Die Berliner Straßenbäume müssen einiges aushalten: Hitze im Sommer, Streusalz im Winter, Stress mit Baustellen und ziemlich viele pinkelnde Hunde. Kein Wunder, dass laut Bund für Umwelt und Naturschutz Deutschland (BUND) nur etwa ein Drittel der Stadtbäume so alt wird, wie es möglich wäre. Um die grünen Riesen zu Überlebenskünstlern zu machen, können auch wir Berliner etwas tun – und gleichzeitig unseren Kiez verschönern.
Wasser marsch bei Sommer-Hitze!
Wer einem Straßenbaum helfen will, fängt am besten beim Gießen an. Ein ausgewachsener Baum braucht in Hitzeperioden rund 100 Liter Wasser pro Woche – das sind acht bis zehn Eimer. Am besten früh morgens oder spät abends gießen, damit das Wasser nicht sofort verdunstet.
Guter Trick: Erst die Erde leicht anfeuchten, dann den Rest nachgießen. So kann der Boden das Wasser besser aufnehmen. Außerdem lohnt es sich, die Erde rund um den Stamm leicht ringförmig aufzuhäufen. Dadurch bleibt das Wasser dort, wo es gebraucht wird, statt auf den Gehweg zu laufen.

In einigen Berliner Bezirken kann man Bewässerungssäcke ausleihen. Sie werden um den Stamm gelegt und geben das Wasser langsam ab. Der BUND weist jedoch darauf hin, dass diese Säcke nur für junge Bäume geeignet sind – in den ersten zwei Jahren nach der Pflanzung. Bei älteren Bäumen dringt das Wasser nicht tief genug ein.

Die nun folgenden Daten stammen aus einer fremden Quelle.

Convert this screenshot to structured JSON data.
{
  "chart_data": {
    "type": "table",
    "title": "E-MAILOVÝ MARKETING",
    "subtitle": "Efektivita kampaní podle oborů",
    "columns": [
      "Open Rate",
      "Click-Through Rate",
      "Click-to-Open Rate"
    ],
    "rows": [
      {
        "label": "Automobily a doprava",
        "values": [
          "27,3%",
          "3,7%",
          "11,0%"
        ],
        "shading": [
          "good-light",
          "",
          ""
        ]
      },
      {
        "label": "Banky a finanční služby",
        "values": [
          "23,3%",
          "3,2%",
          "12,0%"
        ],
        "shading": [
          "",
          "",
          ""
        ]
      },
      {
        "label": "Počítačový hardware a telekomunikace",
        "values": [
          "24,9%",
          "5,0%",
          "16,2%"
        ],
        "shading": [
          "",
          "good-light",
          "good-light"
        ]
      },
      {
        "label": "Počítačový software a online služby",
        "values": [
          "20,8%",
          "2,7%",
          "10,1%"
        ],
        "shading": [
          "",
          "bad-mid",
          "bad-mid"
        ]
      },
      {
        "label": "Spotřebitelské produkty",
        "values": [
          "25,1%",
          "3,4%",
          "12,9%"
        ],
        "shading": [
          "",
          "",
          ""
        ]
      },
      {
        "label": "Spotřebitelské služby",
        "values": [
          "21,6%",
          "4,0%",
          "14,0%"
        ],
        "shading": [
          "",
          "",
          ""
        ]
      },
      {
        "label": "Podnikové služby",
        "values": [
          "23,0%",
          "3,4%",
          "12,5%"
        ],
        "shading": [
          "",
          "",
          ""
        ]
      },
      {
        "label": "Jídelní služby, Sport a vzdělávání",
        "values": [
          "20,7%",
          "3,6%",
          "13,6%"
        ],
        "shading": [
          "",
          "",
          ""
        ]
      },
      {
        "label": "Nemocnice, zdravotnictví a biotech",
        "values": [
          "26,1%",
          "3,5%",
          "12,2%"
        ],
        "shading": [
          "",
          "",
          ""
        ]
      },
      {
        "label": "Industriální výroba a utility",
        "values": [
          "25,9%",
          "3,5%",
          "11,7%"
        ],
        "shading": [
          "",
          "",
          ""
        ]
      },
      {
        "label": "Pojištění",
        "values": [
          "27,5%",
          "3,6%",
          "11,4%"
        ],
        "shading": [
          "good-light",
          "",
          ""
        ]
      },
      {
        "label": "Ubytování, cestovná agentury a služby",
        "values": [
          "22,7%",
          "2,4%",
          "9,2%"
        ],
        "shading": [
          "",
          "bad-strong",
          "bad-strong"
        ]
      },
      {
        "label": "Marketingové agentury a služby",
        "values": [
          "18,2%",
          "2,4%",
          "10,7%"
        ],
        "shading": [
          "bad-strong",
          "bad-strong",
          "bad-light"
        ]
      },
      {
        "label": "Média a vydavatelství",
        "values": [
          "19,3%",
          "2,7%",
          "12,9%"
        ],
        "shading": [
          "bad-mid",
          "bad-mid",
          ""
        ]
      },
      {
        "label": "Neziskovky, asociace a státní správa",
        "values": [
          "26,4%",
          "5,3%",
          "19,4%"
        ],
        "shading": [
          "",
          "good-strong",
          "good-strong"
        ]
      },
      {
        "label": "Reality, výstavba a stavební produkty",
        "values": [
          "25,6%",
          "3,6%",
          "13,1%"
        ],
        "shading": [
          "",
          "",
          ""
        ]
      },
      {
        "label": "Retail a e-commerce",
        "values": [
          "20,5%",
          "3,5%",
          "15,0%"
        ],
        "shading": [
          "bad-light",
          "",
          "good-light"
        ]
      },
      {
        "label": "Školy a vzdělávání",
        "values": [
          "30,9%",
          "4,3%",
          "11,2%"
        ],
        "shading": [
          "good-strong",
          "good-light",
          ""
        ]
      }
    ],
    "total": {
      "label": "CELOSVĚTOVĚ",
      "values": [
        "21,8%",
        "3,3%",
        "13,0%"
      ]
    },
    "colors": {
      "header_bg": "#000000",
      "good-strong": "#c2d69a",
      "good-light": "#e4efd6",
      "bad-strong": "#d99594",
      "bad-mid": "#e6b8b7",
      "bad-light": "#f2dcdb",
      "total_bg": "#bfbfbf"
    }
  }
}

Baumscheiben zu bepfanzen ist hübsch und sinnvoll
Wer noch mehr tun möchte, kann die Baumscheibe bepflanzen. Das sieht nicht nur hübsch aus, sondern hilft dem Baum tatsächlich. Die Wurzeln der Pflanzen lockern den Boden, sorgen für bessere Durchlüftung und schützen die Erde vor dem Austrocknen.
Doch Achtung! Nicht jeder Baum verträgt es, wenn man in Wurzelnähe gräbt. Und nicht jeder Bezirk erlaubt spontane Bepflanzungsaktionen. Deshalb sollte man vorher beim zuständigen Grünflächenamt nachfragen, welche Baumscheiben geeignet sind.
Ist die Baumscheiben-Bepflanzung grundsätzlich okay, kann's losgehen: Zuerst wird die Erde vorsichtig etwa zehn Zentimeter tief gelockert – mit mindestens 30 Zentimetern Abstand zum Stamm. Eine dünne Schicht Kompost kann zudem hilfreich sein, aber zu viel Erde schadet eher und kann Fäulnis verursachen. Wichtig ist zudem, dass das Beet etwas tiefer liegt als der Gehweg, damit Regenwasser nicht abfließt.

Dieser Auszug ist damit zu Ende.